フードコートは昼どきになると一気に人で溢れ、空席を見つけるのも難しいほどだった。私はようやく確保した席で、急いで買った食事をまだ食べている最中だった。
そのとき、背後から強い声が飛んできた。
「すみません!8人いるので、そこ譲ってもらえますか?」
振り返ると、同年代のママたちの集団が立っていた。子ども連れで、確かに人数は多い。
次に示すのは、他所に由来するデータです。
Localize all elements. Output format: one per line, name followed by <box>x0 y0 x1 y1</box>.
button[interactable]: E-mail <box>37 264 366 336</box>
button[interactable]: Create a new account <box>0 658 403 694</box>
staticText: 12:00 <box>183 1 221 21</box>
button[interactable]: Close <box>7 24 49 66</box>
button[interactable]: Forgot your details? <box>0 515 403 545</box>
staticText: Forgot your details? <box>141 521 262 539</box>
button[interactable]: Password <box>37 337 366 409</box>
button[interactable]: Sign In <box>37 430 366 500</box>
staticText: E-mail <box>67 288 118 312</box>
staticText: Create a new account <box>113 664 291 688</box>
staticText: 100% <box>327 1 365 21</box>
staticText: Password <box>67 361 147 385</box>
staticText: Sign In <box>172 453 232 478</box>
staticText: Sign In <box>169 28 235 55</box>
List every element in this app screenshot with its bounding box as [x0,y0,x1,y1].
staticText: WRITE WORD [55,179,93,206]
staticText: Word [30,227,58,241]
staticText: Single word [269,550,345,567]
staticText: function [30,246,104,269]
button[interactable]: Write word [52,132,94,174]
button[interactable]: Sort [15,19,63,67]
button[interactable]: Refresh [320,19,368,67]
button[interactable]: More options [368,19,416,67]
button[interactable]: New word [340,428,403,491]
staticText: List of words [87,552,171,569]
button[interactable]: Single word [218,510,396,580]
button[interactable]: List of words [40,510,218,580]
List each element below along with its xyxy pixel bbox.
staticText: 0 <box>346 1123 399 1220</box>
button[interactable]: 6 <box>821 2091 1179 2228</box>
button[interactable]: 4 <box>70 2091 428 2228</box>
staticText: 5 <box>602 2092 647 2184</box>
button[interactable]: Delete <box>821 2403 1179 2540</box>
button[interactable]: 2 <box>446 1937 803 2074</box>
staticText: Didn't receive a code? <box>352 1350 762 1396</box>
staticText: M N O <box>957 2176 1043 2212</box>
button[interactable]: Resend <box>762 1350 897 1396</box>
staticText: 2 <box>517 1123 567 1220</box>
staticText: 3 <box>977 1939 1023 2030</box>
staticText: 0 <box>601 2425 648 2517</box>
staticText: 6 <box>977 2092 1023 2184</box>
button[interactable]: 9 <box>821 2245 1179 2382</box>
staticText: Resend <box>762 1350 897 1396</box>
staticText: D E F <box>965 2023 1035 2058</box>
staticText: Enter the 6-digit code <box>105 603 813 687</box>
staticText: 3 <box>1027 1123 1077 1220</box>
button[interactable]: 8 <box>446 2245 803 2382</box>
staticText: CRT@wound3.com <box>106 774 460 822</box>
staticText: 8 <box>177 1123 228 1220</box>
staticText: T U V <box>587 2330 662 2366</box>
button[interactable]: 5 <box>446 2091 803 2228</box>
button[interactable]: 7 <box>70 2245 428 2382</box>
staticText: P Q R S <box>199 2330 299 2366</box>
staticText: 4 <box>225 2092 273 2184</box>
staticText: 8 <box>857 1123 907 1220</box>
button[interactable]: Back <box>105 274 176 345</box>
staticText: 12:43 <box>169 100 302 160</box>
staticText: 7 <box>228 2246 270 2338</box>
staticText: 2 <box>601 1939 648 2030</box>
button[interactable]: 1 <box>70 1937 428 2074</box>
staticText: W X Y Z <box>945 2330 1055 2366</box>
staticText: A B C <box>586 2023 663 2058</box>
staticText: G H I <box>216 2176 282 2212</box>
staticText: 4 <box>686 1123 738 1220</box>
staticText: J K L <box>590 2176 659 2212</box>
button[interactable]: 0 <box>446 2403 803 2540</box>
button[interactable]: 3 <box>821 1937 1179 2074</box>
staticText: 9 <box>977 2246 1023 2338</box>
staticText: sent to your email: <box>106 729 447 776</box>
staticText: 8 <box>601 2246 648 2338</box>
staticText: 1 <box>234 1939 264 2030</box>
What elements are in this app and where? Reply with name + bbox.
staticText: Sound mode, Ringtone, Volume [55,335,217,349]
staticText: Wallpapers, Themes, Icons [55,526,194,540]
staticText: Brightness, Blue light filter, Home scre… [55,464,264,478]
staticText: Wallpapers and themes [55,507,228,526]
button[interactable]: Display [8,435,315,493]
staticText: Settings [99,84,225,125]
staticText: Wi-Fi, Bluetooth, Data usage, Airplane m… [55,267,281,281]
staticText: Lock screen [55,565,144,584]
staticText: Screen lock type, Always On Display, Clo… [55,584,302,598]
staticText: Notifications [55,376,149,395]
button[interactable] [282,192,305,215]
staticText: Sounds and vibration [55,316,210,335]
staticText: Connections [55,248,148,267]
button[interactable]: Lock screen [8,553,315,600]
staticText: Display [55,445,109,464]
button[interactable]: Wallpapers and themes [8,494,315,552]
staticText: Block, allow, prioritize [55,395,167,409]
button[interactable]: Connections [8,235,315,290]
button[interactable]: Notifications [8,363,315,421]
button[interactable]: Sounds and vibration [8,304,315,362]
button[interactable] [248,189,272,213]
しかし私はまだトレーを前にしており、食事はほとんど手を付けたばかりだった。
「まだ食べている途中なんですが……」
そう答えると、先頭の女性は表情を崩さず、さらに語気を強めた。
「すみません!耳聞こえないんですか!?」
その言葉が刺さった瞬間、胸の奥で何かが切れたような感覚がした。周囲の視線も集まり、空気が一気に重くなる。
私は静かに箸を置き、ゆっくりと彼女たちの方を見た。
そして、落ち着いた声で言った。
「聞こえています。ただ、ここは公共の場所で、食事中の席を強引に譲るルールはありません」
一瞬、ママ集団の動きが止まる。
私はさらに続けた。
「もし本当に必要なら、店員さんに空席の確認をお願いしてください。順番は守るべきです」
その場にいた店員が気づき、すぐに間に入り、別の空席を案内し始めた。
ママたちは気まずそうに視線をそらしながら、その場を離れていった。
私は再び食事に戻ったが、フードコートの喧騒の中でも、その一瞬だけ空気がはっきりと変わったのを感じていた。